Pensa, Laurent

Témoin intime de la Grande Guerre

Laurent Pensa, musicien-brancardier en 14-18, « carnetier » de la Grande Guerre


Images de guerre Crédits : archives personnelles

Laurent Pensa ne pensa pas la guerre. Il la vécut, cette Grande Guerre qui l’embarqua bien malgré lui dans sa machine infernale, ses atrocités… et sa formidable camaraderie. L’histoire commence en 1913, alors que le jeune homme est en service militaire comme musicien aux armées, son violon sous le coude. Le conflit explose l’année suivante. Laurent Pensa tombe aux mains de la guerre, lui qui n’avait, comme tant de jeunes, aucune vocation militaire… Parisien, il est incorporé dans le 31e régiment d’infanterie, en tant que musicien-brancardier – autrement dit, bête de somme. Quatre ans durant, il connaîtra les plus grands fronts, balloté de la Somme à la Meuse… Quatre ans durant, il portera sur lui un appareil photo et des petits carnets : ses carnets photo et ses carnets de route, précieux témoins pour nous aujourd’hui.

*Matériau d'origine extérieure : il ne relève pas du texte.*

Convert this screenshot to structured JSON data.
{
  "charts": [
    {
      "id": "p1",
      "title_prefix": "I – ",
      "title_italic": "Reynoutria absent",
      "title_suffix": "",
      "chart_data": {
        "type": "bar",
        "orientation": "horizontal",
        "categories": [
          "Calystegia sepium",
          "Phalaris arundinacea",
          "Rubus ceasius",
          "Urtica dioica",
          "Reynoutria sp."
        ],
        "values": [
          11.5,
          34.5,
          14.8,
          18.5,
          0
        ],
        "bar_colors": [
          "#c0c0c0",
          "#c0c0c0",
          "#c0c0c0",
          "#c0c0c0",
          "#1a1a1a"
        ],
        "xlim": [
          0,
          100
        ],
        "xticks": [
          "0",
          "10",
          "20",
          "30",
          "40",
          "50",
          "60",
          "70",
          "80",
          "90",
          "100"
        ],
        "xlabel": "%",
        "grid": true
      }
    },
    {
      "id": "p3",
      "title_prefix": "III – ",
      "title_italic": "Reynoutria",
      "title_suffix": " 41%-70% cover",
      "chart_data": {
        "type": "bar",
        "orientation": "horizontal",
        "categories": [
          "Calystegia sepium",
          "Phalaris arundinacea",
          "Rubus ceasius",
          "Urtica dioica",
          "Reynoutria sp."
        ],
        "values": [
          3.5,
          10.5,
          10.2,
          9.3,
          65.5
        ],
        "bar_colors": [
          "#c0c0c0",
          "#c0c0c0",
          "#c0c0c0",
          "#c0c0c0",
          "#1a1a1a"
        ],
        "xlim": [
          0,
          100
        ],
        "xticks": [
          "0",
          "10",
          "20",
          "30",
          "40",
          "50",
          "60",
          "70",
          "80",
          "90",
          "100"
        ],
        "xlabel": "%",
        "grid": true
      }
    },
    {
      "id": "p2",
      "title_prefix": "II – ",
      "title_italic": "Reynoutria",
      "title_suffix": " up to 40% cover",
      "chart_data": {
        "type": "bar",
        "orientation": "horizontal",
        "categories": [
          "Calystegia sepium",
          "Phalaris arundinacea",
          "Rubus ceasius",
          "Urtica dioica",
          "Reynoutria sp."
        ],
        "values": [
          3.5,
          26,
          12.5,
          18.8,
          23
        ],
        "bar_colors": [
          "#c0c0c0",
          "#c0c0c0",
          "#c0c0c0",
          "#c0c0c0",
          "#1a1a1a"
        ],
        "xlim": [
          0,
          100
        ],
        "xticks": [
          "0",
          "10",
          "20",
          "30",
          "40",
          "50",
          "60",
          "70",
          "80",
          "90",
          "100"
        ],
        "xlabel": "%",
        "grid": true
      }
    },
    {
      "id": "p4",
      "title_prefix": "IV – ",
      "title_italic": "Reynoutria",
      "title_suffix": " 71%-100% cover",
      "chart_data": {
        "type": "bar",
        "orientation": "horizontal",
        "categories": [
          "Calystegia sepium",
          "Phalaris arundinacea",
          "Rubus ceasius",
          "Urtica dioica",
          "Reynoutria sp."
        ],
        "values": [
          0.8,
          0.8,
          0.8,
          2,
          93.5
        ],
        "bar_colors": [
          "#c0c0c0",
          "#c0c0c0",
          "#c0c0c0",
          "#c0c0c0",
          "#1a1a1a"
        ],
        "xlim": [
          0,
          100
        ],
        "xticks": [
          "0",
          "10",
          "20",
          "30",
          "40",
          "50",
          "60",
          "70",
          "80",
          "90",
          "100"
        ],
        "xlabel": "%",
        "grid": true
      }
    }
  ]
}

Dans les petits carnets de la guerre
Images de guerre Crédits : Archives personnelles

Photographe amateur, Laurent Pensa obtient auprès de son capitaine d’utiliser son appareil. Il tient parallèlement deux carnets : dans le premier, il insère ses clichés et les légende ; dans le second, il note au jour le jour la vie de conscrit et les événements du front. 15 août 1914 : « Nous préparons le café, n’ayant aucun chiffon propre pour le filtrer, nous le coulons dans mon bonnet de coton que je porte depuis 8 jours et que personne ne juge utile de laver. Nous rions un peu. Le café est excellent. » 21 septembre 1914 : « Nous voyons défiler le malheureux 31e. Ces pauvres hommes me font pitié ; nous sommes des rois à côté d’eux. » 23 septembre 1914 : « Nous remontons au poste occupé par la musique et restons la journée où des obus sifflent et éclatent continuellement. Nous entendons crier les soldats faisant la charge, cri sauvage s’il en est, me donnant un frisson. » 3 mars 1916 : « Toujours en alerte. La photographie reste notre principale distraction. »

Une force de camaraderie

La guerre passa, Laurent Pensa survécut à tous les fronts et fut démobilisé. Les liens de camaraderie tissés dans l’enfer du conflit perdurèrent jusqu’à ce que la mort sépare ces hommes – un cahier circula entre eux, preuve tangible de leur attachement. Précieusement conservés par la famille, les huit carnets du soldat Pensa, soit 400 photos, ont été prêtés par sa fille au Centre régional de documentation pédagogique de Picardie (CRDP), qui les a utilisés comme base pour la réalisation de cinq vidéos à la rencontre des jeunes conscrits de 14-18. « Nous sommes allés, explique Jacques Champigny, du CDRP, qui a mené ce projet et lui a prêté sa voix, sur certains lieux que Laurent Pensa avait traversés, la grotte de Paissy (02), par exemple, où il prit en photo “la sérénade au dormeur”. Nous avons aussi rencontré des spécialistes, sur la représentation de la guerre, la musique au front, les missions de brancardier, afin de mieux cerner le quotidien de ces jeunes qui, nous l’oublions trop souvent, avaient vingt ans lorsqu’ils furent incorporés. On sent la force de la jeunesse dans les carnets de Laurent Pensa, cette faculté de vivre les plus grandes horreurs sans s’appesantir sur son sort, en allant toujours de l’avant. » Au milieu de l’Histoire, une leçon de vie, exceptionnelle.